Sikivu Hutchinson is the founder and Executive Director of Black Skeptics Los Angeles and the Women’s Leadership Project, a Black feminist mentoring and civic engagement program for girls of color in South Los Angeles high schools. She is also the author of several literary works, including the 2020 release Humanists in the Hood: Unapologetically Black Feminist, and Heretical and the play, NARCOLEPSY, INC., which premiered at the 2018 Hollywood Fringe Festival. Her book Moral Combat, released in 2011, is the first book on atheism to be published by an African American woman. Sikivu is one of the “Five Fierce Humanists” featured in the July/August 2018 issue of The Humanist Magazine and is also one of the co-producers of the Women of Color Beyond Belief conference. Sikivu was the recipient of the Secular Student Alliance’s Backbone Award in 2016 and was named Secular Woman’s 2013 Woman of the Year.

Mandisa Thomas is the founder and President of Black Nonbelievers, Inc., based on Atlanta, GA. Although never formally indoctrinated into belief, Mandisa was heavily exposed to Christianity, Black Nationalism, and Islam.

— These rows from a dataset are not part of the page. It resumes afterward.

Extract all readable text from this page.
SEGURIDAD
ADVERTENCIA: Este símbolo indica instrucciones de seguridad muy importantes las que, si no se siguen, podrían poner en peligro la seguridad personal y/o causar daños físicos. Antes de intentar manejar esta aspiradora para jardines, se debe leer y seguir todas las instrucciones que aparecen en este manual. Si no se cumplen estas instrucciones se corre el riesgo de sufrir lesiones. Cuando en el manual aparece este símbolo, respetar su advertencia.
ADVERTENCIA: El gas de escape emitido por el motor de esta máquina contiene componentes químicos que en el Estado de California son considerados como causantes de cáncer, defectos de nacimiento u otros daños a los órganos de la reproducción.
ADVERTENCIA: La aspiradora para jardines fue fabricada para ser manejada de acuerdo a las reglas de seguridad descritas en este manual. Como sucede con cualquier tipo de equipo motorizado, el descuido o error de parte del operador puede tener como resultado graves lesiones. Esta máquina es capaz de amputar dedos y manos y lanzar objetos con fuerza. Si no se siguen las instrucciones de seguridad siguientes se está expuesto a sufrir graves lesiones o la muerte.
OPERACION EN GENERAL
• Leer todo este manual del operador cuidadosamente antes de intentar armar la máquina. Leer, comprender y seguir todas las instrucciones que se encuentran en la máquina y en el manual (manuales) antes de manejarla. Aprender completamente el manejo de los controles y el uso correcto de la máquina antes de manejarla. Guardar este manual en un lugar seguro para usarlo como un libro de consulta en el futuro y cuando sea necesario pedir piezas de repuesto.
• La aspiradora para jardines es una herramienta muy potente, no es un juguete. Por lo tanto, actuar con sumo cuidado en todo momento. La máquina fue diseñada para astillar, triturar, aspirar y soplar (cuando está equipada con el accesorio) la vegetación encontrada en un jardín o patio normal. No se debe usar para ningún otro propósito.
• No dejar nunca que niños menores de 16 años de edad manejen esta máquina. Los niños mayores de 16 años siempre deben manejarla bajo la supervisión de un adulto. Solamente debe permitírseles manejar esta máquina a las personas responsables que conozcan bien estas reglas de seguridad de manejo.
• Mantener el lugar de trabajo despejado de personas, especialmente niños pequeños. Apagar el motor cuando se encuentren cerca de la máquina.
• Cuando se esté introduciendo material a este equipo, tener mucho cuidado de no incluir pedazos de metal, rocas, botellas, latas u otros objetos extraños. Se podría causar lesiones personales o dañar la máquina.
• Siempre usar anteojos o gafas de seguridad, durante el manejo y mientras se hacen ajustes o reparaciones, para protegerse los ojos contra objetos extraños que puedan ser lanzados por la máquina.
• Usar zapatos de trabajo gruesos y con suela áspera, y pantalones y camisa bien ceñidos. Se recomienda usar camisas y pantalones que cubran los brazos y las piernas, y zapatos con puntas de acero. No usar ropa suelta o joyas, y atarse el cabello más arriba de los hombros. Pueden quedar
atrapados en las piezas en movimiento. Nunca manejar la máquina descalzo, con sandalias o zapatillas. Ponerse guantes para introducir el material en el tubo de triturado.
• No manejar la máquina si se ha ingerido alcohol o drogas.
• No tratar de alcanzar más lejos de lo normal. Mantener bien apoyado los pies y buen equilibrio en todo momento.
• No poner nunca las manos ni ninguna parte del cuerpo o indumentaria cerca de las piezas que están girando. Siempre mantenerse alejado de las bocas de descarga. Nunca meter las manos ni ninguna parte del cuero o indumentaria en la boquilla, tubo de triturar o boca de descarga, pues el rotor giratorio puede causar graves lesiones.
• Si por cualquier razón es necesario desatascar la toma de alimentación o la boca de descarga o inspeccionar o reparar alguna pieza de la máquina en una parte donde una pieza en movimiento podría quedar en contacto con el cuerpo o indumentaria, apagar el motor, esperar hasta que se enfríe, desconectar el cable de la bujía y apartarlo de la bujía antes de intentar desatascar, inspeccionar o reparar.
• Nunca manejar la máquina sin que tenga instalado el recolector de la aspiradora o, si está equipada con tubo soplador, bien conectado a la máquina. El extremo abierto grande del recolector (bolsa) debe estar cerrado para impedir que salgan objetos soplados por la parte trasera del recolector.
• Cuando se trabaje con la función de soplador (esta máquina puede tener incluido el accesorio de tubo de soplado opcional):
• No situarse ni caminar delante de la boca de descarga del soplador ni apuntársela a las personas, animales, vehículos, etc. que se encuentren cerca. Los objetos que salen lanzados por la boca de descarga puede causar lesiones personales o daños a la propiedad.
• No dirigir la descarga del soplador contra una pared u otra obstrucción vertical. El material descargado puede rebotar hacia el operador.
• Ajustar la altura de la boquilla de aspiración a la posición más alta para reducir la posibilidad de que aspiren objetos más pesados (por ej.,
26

Mandisa has many media appearances to her credit, including CBS Sunday Morning, CNN.com, Playboy, The Humanist, and JET magazines, and the documentaries Contradiction and My Week in Atheism. Mandisa currently serves on the Boards for American Atheists and the American Humanist Association, and previously for Foundation Beyond Belief, and the Secular Coalition for America. In 2019, Mandisa was the recipient of the Secular Student Alliance’s Backbone Award and named the Freedom from Religion Foundation’s Freethought Heroine. She was also the Unitarian Universalist Humanist Association’s 2018 Person of the Year and was also featured as one of the “Five Fierce Humanists” in the July/August 2018 issue of The Humanist Magazine.

Black Nonbelievers, Inc. is a 501c3 nonprofit fellowship headquartered in the Atlanta area that provides an informative, caring, festive, and friendly community. The organization connects with other Blacks (and allies) who are living free of religion and might otherwise be shunned by family and friends. Instead of accepting dogma, Black Nonbelievers determines truth and morality through reason and evidence.

Please join us for this wonderful event.